Question about wattage.

I'm trying to hook-up 3 tactile transducers wired in series to a single mono amp. The amp's power rating exceeds the recommended wattage of 2 of the transducers. The third transducer is capable of accomodating the amp on its own. I'm not sure how the power is distributed. Will the lesser transducers be ok online with the amp as long as they are in series with the higher rated transducer?
I'll assume your transducers are 4 ohms. Resistance in series adds up so putting the transducers in series makes a total of 12 ohms. This will decrease the total power available from the amp. The transducers will each take a portion of the power. An equal amount if they are the same impedance.

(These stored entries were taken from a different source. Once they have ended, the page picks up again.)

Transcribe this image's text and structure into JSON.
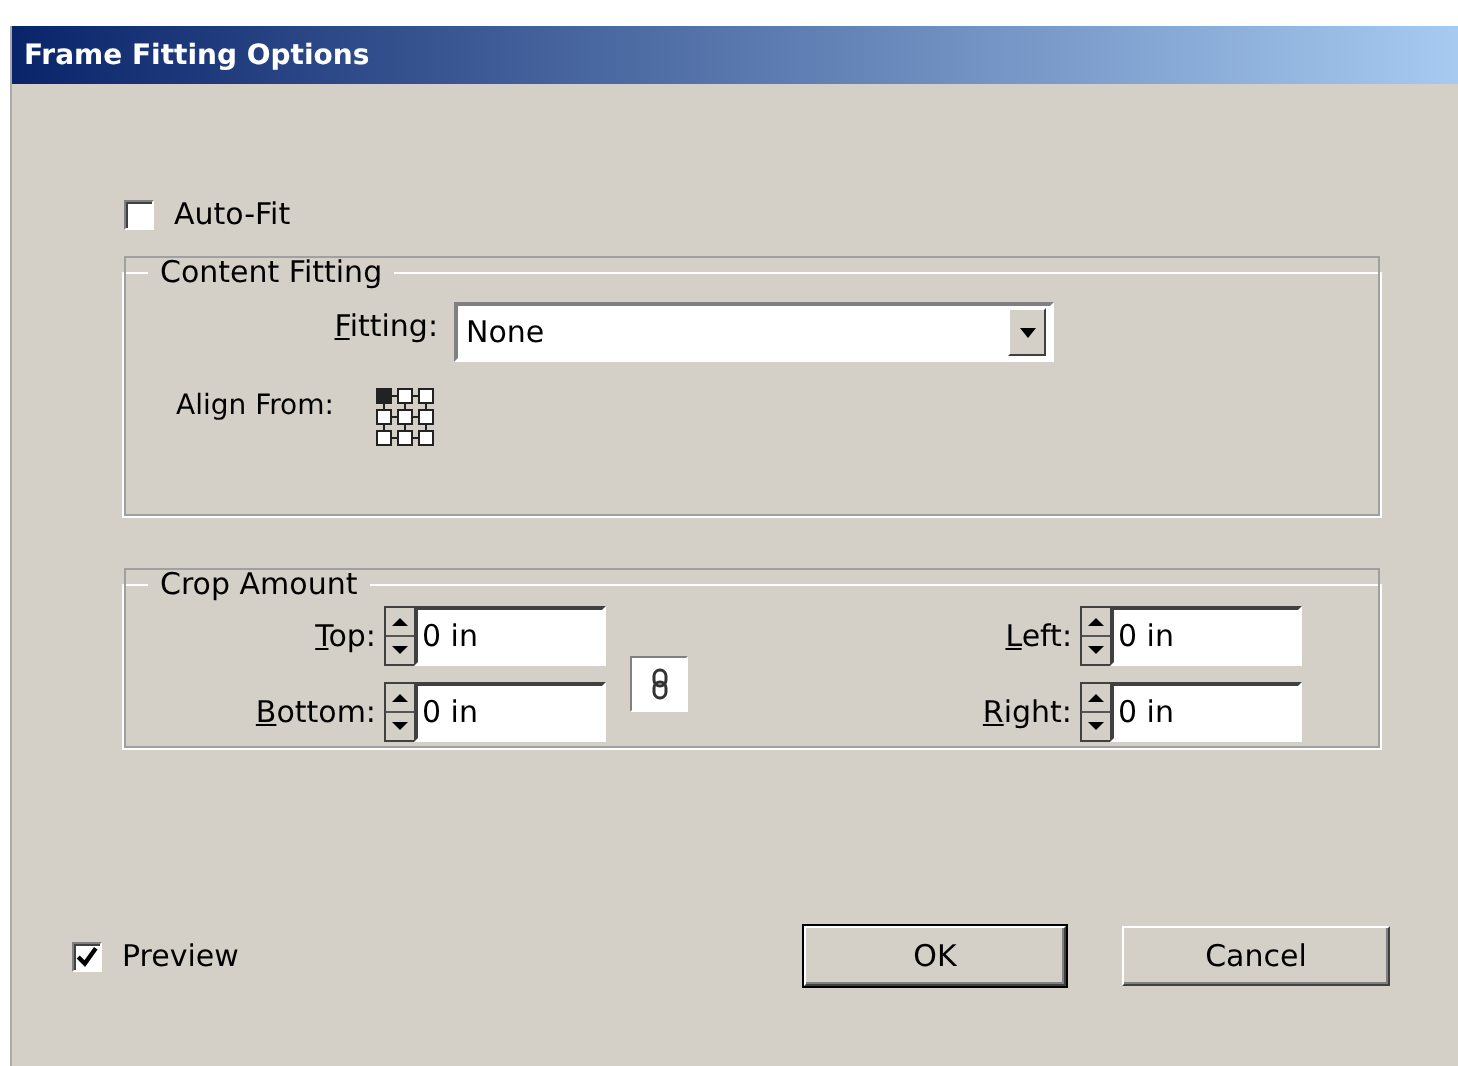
{
  "window": {
    "title": "Frame Fitting Options"
  },
  "auto_fit": {
    "label": "Auto-Fit",
    "checked": false
  },
  "content_fitting": {
    "title": "Content Fitting",
    "fitting": {
      "label": "Fitting:",
      "mnemonic": true,
      "value": "None"
    },
    "align_from": {
      "label": "Align From:",
      "points": [
        {
          "selected": true
        },
        {
          "selected": false
        },
        {
          "selected": false
        },
        {
          "selected": false
        },
        {
          "selected": false
        },
        {
          "selected": false
        },
        {
          "selected": false
        },
        {
          "selected": false
        },
        {
          "selected": false
        }
      ]
    }
  },
  "crop_amount": {
    "title": "Crop Amount",
    "fields": [
      {
        "label": "Top:",
        "mnemonic": true,
        "value": "0 in"
      },
      {
        "label": "Left:",
        "mnemonic": true,
        "value": "0 in"
      },
      {
        "label": "Bottom:",
        "mnemonic": true,
        "value": "0 in"
      },
      {
        "label": "Right:",
        "mnemonic": true,
        "value": "0 in"
      }
    ]
  },
  "preview": {
    "label": "Preview",
    "checked": true
  },
  "buttons": [
    {
      "label": "OK",
      "default": true
    },
    {
      "label": "Cancel",
      "default": false
    }
  ]
}
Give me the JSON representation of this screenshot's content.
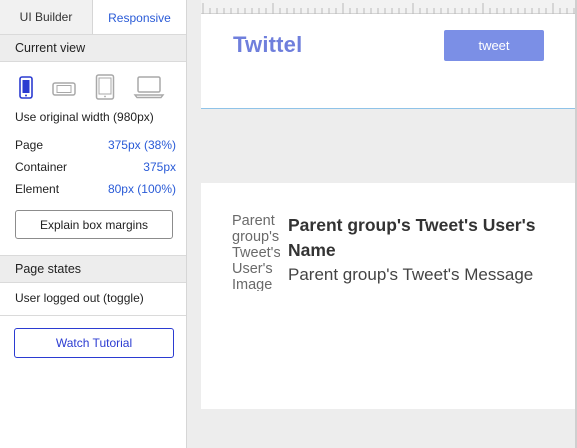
{
  "tabs": {
    "builder": "UI Builder",
    "responsive": "Responsive"
  },
  "current_view": {
    "heading": "Current view",
    "devices": [
      "phone-icon",
      "phone-landscape-icon",
      "tablet-icon",
      "laptop-icon"
    ],
    "original_width": "Use original width (980px)",
    "rows": [
      {
        "label": "Page",
        "value": "375px (38%)"
      },
      {
        "label": "Container",
        "value": "375px"
      },
      {
        "label": "Element",
        "value": "80px (100%)"
      }
    ],
    "explain_button": "Explain box margins"
  },
  "page_states": {
    "heading": "Page states",
    "state": "User logged out (toggle)",
    "tutorial_button": "Watch Tutorial"
  },
  "canvas": {
    "logo": "Twittel",
    "tweet_button": "tweet",
    "user_image_alt": "Parent group's Tweet's User's Image",
    "user_name": "Parent group's Tweet's User's Name",
    "message": "Parent group's Tweet's Message"
  },
  "colors": {
    "accent_blue": "#2a5bd7",
    "logo": "#6f7fdc",
    "tweet_button": "#7b8fe6",
    "active_device": "#2b3bd1"
  }
}
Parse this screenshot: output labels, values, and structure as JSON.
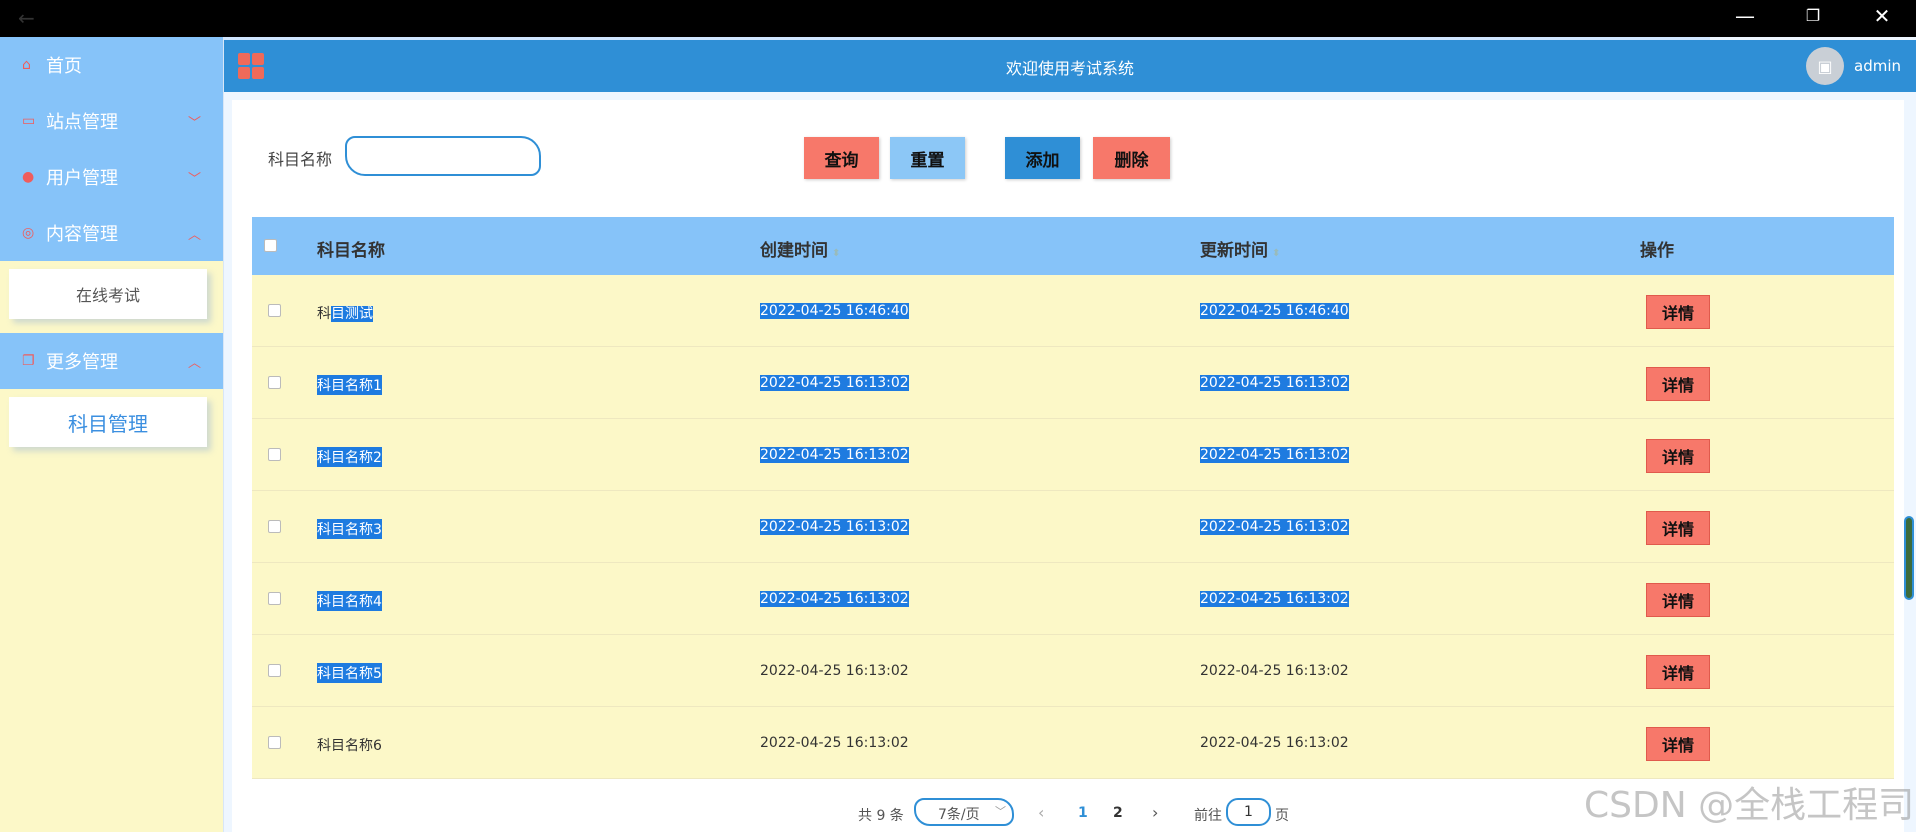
{
  "header": {
    "title": "欢迎使用考试系统",
    "username": "admin"
  },
  "sidebar": {
    "home": "首页",
    "site": "站点管理",
    "users": "用户管理",
    "content": "内容管理",
    "content_sub": "在线考试",
    "more": "更多管理",
    "more_sub": "科目管理"
  },
  "search": {
    "label": "科目名称",
    "value": "",
    "buttons": {
      "query": "查询",
      "reset": "重置",
      "add": "添加",
      "delete": "删除"
    }
  },
  "table": {
    "headers": {
      "name": "科目名称",
      "created": "创建时间",
      "updated": "更新时间",
      "actions": "操作"
    },
    "detail_label": "详情",
    "rows": [
      {
        "name_a": "科",
        "name_b": "目测试",
        "created": "2022-04-25 16:46:40",
        "updated": "2022-04-25 16:46:40"
      },
      {
        "name": "科目名称1",
        "created": "2022-04-25 16:13:02",
        "updated": "2022-04-25 16:13:02"
      },
      {
        "name": "科目名称2",
        "created": "2022-04-25 16:13:02",
        "updated": "2022-04-25 16:13:02"
      },
      {
        "name": "科目名称3",
        "created": "2022-04-25 16:13:02",
        "updated": "2022-04-25 16:13:02"
      },
      {
        "name": "科目名称4",
        "created": "2022-04-25 16:13:02",
        "updated": "2022-04-25 16:13:02"
      },
      {
        "name": "科目名称5",
        "created": "2022-04-25 16:13:02",
        "updated": "2022-04-25 16:13:02"
      },
      {
        "name": "科目名称6",
        "created": "2022-04-25 16:13:02",
        "updated": "2022-04-25 16:13:02"
      }
    ]
  },
  "pagination": {
    "total": "共 9 条",
    "page_size": "7条/页",
    "pages": [
      "1",
      "2"
    ],
    "goto_prefix": "前往",
    "goto_value": "1",
    "goto_suffix": "页"
  },
  "watermark": "CSDN @全栈工程司",
  "colors": {
    "primary": "#2f8fd6",
    "sidebar_bg": "#fcf8c8",
    "menu_bg": "#86c3f9",
    "danger": "#f7786a",
    "selection": "#1e7be0"
  }
}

You need the following formulas:

Voltage = square root of power times impedance
Current = voltage divided by impedance
power = current squared times impedance

To figure it out get the rated power of the amp into 4 or 8 ohms. Take this power times the ohms and then the square root of that. This will give you the voltage rating of the amp. So if you have 100 watts into 8 ohms it will be the square root of 800 = 28 volts. 200 watts into 4 ohms gives the same answer of 28 volts.

Since you now have 12 ohms the maximum current will be 28V divided by 12 ohms = 2.3 amps. Current in series is the same so each will have 2.3 amps. Take the square of 2.3 times 4 ohms = (2.3 x 2.3 x 4) = about 22 watts for each transducer or a maximum from the amp of 66 watts.

If they are different impedances do the same calculations and you will see that the higher impedance gets more power. With one 8 and two 4 ohm you would have a total of 16. The same 28 divided by 16 = 1.8 amps. The 8 ohm would get (1.8 x 1.8 x 8) = 25 watts and each 4 ohm would get (1.8 x 1.8 x 4) = 12.5 watts.
Nice answer Herman.

Since I did not know what a tactile transducer was and for what use in audio such a device has...